Lawmakers adopted rolling conformity, meaning Virginia would automatically follow federal tax changes, but included guardrails to protect against dramatic revenue loss starting in January 2023.
And in 2025, lawmakers anticipated that new federal tax legislation would have potentially significant impacts on the state’s revenues, so they temporarily paused rolling conformity, with exceptions for extensions of existing tax policies, through 2026, essentially freezing the state’s tax rules based on what the federal code looked like on December 31, 2024.
What Conformity Does Not Include
Not all federal tax changes affect how we calculate individual income tax here in Virginia. Many federal choices, such as new exemptions for certain amounts of tipped or overtime income or changes to many tax credits, do not flow into Virginia law and, if added to Virginia law, would require state action separate from the conformity conversation. Virginia already makes its own choices in these areas, including maintaining its own standard deduction and personal exemptions. Even so, Governor Youngkin proposes to create new tax exemptions for tipped income, overtime income, and car loan interest based on the federal changes, at a cost of $271.8 million in state revenues.

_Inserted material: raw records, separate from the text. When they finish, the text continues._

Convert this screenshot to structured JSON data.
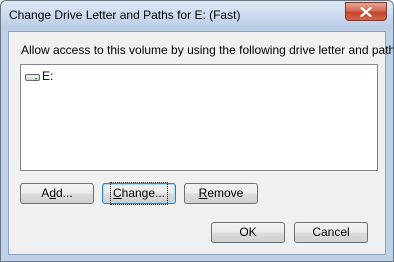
{
  "window": {
    "title": "Change Drive Letter and Paths for E: (Fast)",
    "close_icon": "close-icon"
  },
  "dialog": {
    "prompt": "Allow access to this volume by using the following drive letter and paths:",
    "list": {
      "items": [
        {
          "icon": "drive-icon",
          "label": "E:"
        }
      ]
    },
    "buttons": {
      "add": {
        "mnemonic": "d",
        "pre": "A",
        "post": "d..."
      },
      "change": {
        "mnemonic": "C",
        "pre": "",
        "post": "hange..."
      },
      "remove": {
        "mnemonic": "R",
        "pre": "",
        "post": "emove"
      },
      "ok": "OK",
      "cancel": "Cancel"
    }
  }
}
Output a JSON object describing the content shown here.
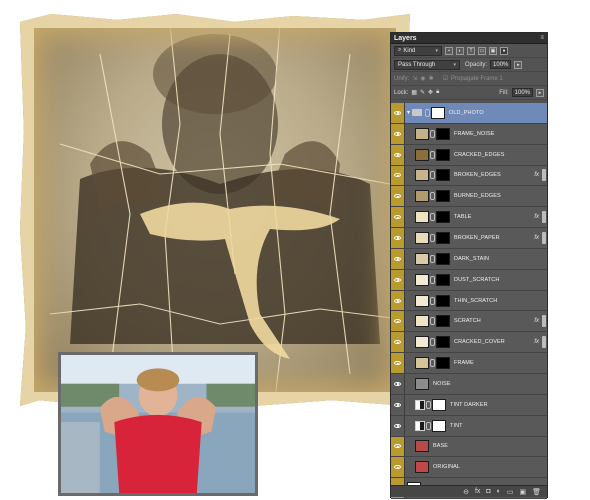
{
  "panel": {
    "title": "Layers",
    "menu_icon": "≡",
    "kind_label": "Kind",
    "blend_mode": "Pass Through",
    "opacity_label": "Opacity:",
    "opacity_value": "100%",
    "unify_label": "Unify:",
    "propagate_label": "Propagate Frame 1",
    "lock_label": "Lock:",
    "fill_label": "Fill:",
    "fill_value": "100%",
    "filter_icons": [
      "image-icon",
      "adjustment-icon",
      "type-icon",
      "shape-icon",
      "smart-object-icon"
    ]
  },
  "layers": [
    {
      "name": "OLD_PHOTO",
      "type": "group",
      "selected": true,
      "eye": true,
      "indent": 0
    },
    {
      "name": "FRAME_NOISE",
      "thumb": "#c6b28a",
      "mask": "black",
      "fx": false,
      "eye": true,
      "indent": 1
    },
    {
      "name": "CRACKED_EDGES",
      "thumb": "#8a6e3c",
      "mask": "black",
      "fx": false,
      "eye": true,
      "indent": 1
    },
    {
      "name": "BROKEN_EDGES",
      "thumb": "#c8b48c",
      "mask": "black",
      "fx": true,
      "eye": true,
      "indent": 1
    },
    {
      "name": "BURNED_EDGES",
      "thumb": "#b09a70",
      "mask": "black",
      "fx": false,
      "eye": true,
      "indent": 1
    },
    {
      "name": "TABLE",
      "thumb": "#efe2c0",
      "mask": "black",
      "fx": true,
      "eye": true,
      "indent": 1
    },
    {
      "name": "BROKEN_PAPER",
      "thumb": "#e9dcbd",
      "mask": "black",
      "fx": true,
      "eye": true,
      "indent": 1
    },
    {
      "name": "DARK_STAIN",
      "thumb": "#d9cba8",
      "mask": "black",
      "fx": false,
      "eye": true,
      "indent": 1
    },
    {
      "name": "DUST_SCRATCH",
      "thumb": "#f3ead3",
      "mask": "black",
      "fx": false,
      "eye": true,
      "indent": 1
    },
    {
      "name": "THIN_SCRATCH",
      "thumb": "#f3ead3",
      "mask": "black",
      "fx": false,
      "eye": true,
      "indent": 1
    },
    {
      "name": "SCRATCH",
      "thumb": "#f0e4c6",
      "mask": "black",
      "fx": true,
      "eye": true,
      "indent": 1
    },
    {
      "name": "CRACKED_COVER",
      "thumb": "#f3ead3",
      "mask": "black",
      "fx": true,
      "eye": true,
      "indent": 1
    },
    {
      "name": "FRAME",
      "thumb": "#d6c49b",
      "mask": "black",
      "fx": false,
      "eye": true,
      "indent": 1
    },
    {
      "name": "NOISE",
      "thumb": "#8c8c8c",
      "mask": "none",
      "fx": false,
      "eye": false,
      "indent": 1
    },
    {
      "name": "TINT DARKER",
      "type": "adjustment",
      "mask": "white",
      "fx": false,
      "eye": false,
      "indent": 1
    },
    {
      "name": "TINT",
      "type": "adjustment",
      "mask": "white",
      "fx": false,
      "eye": false,
      "indent": 1
    },
    {
      "name": "BASE",
      "thumb": "#b84a4a",
      "mask": "none",
      "fx": false,
      "eye": true,
      "indent": 1
    },
    {
      "name": "ORIGINAL",
      "thumb": "#c24848",
      "mask": "none",
      "fx": false,
      "eye": true,
      "indent": 1
    },
    {
      "name": "Background",
      "thumb": "#ffffff",
      "mask": "none",
      "fx": false,
      "eye": true,
      "indent": 0,
      "locked": true
    }
  ],
  "bottom_icons": [
    "link-icon",
    "fx-icon",
    "mask-icon",
    "adjustment-icon",
    "folder-icon",
    "new-layer-icon",
    "trash-icon"
  ],
  "bottom_glyphs": [
    "⊖",
    "fx",
    "◘",
    "◐",
    "▭",
    "▣",
    "🗑"
  ],
  "colors": {
    "panel_bg": "#535353",
    "eye_column_highlight": "#b89a2f",
    "selected_row": "#6f8ab8"
  }
}
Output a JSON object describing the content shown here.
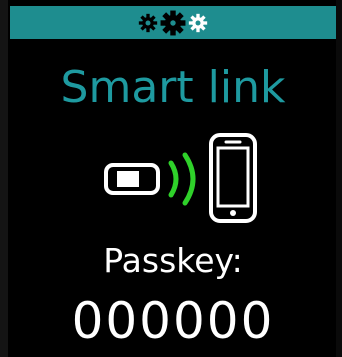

Virginia lawmakers should not move forward with Governor Youngkin’s proposed partial deductions for tipped and overtime income. Exempting tips would create unequal treatment between workers despite similar incomes and leave many low-income families out, and exempting overtime could incentivize employers to pay lower wages and pressure workers to work more hours. Lawmakers should avoid narrow carveouts and instead take a broad, more fair, approach to reforming the state’s tax code.
Setting Out on Our Own
Relationships are complex, and the relationship between our state and federal tax codes is no exception. As negotiators debate what, if any, federal provisions we should adopt here in Virginia, they should avoid rehashing poor decisions made at the federal level. The choice is stark: a budget that reinforces unfair federal structures that give huge windfalls to the wealthy at the cost of investing in food and health care, or a budget that puts communities first and addresses their immediate needs.